Causes of Tooth Sensitivity
Multiple factors can contribute to tooth sensitivity including:
Although it’s extremely important to brush twice a day, brushing with too much force or using a hard-bristled toothbrush and/or abrasive toothpaste as opposed to a quality dental gel can wear down tooth enamel over time. This is one of the leading causes of sensitive teeth.
When people grind or clench their teeth, it can cause damage to the tooth enamel and expose the dentin.
It’s common to experience increased sensitivity or discomfort after a root canal, extraction, or the placement of a bridge or crown. This type of sensitivity shouldn’t last for a long period of time. If it does, it could indicate an infection or other dental problem.
Excessive plaque buildup can cause tooth enamel to wear away, exposing tooth dentin and causing pain and sensitivity.
Receding gums can expose the layer of tooth above the root, causing pain and sensitivity. In order to reduce the amount of tooth sensitivity, individuals need to first to figure out the cause of receding gums. A dentist can help patients determine whether receding gums are caused by gum disease or gingivitis.
Consuming acidic food and beverages like citrus fruits and soda can damage tooth enamel and weaken the gum line, exposing the dentin and increasing the chance of tooth sensitivity.
Tooth Decay Around Fillings
Although tooth fillings provide an excellent solution for people with cavities and cracked or broken teeth, they don’t always last forever. Over time, fillings can fracture or leak around the edges. These tiny cracks create a breeding ground for bacteria, which slowly eats away at tooth enamel. Fortunately, replacing the filling normally resolves this type of tooth sensitivity.

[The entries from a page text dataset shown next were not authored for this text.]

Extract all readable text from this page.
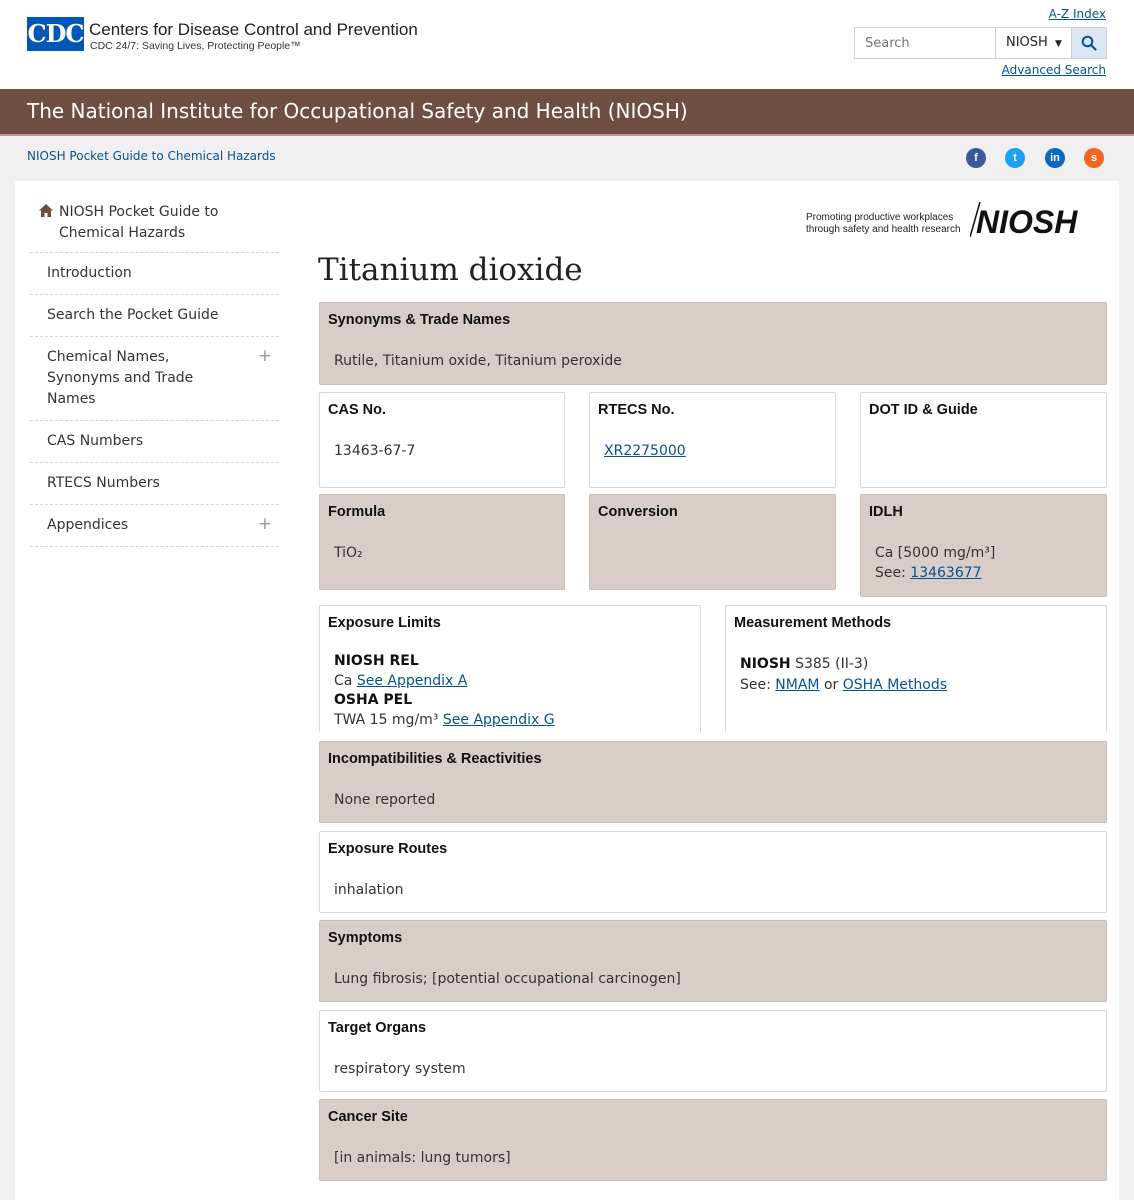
CDC Centers for Disease Control and Prevention
CDC 24/7: Saving Lives, Protecting People™
A-Z Index
Search
NIOSH ▼
Advanced Search
The National Institute for Occupational Safety and Health (NIOSH)
NIOSH Pocket Guide to Chemical Hazards	f	t	in	s
NIOSH Pocket Guide to Chemical Hazards
Introduction
Search the Pocket Guide
Chemical Names, Synonyms and Trade Names
+
CAS Numbers
RTECS Numbers
Appendices	+
Promoting productive workplaces
through safety and health research NIOSH
Titanium dioxide
Synonyms & Trade Names
Rutile, Titanium oxide, Titanium peroxide
CAS No.
13463-67-7
RTECS No.
XR2275000
DOT ID & Guide
Formula
TiO₂
Conversion	IDLH
Ca [5000 mg/m³]
See: 13463677
Exposure Limits
NIOSH REL
Ca See Appendix A
OSHA PEL
TWA 15 mg/m³ See Appendix G
Measurement Methods
NIOSH S385 (II-3)
See: NMAM or OSHA Methods
Incompatibilities & Reactivities
None reported
Exposure Routes
inhalation
Symptoms
Lung fibrosis; [potential occupational carcinogen]
Target Organs
respiratory system
Cancer Site
[in animals: lung tumors]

Sensitive Teeth – A Common Problem
Sensitive teeth is an extremely common problem. According to a recent study, 1 in 8 people experience some form of tooth sensitivity. Sensitive teeth are more common in adults between 20 and 40 years of age, although this condition can affect individuals of any age. While sensitive teeth sometimes indicates a larger dental problem, most of the time individuals can resolve tooth sensitivity by making a few changes to their daily routine.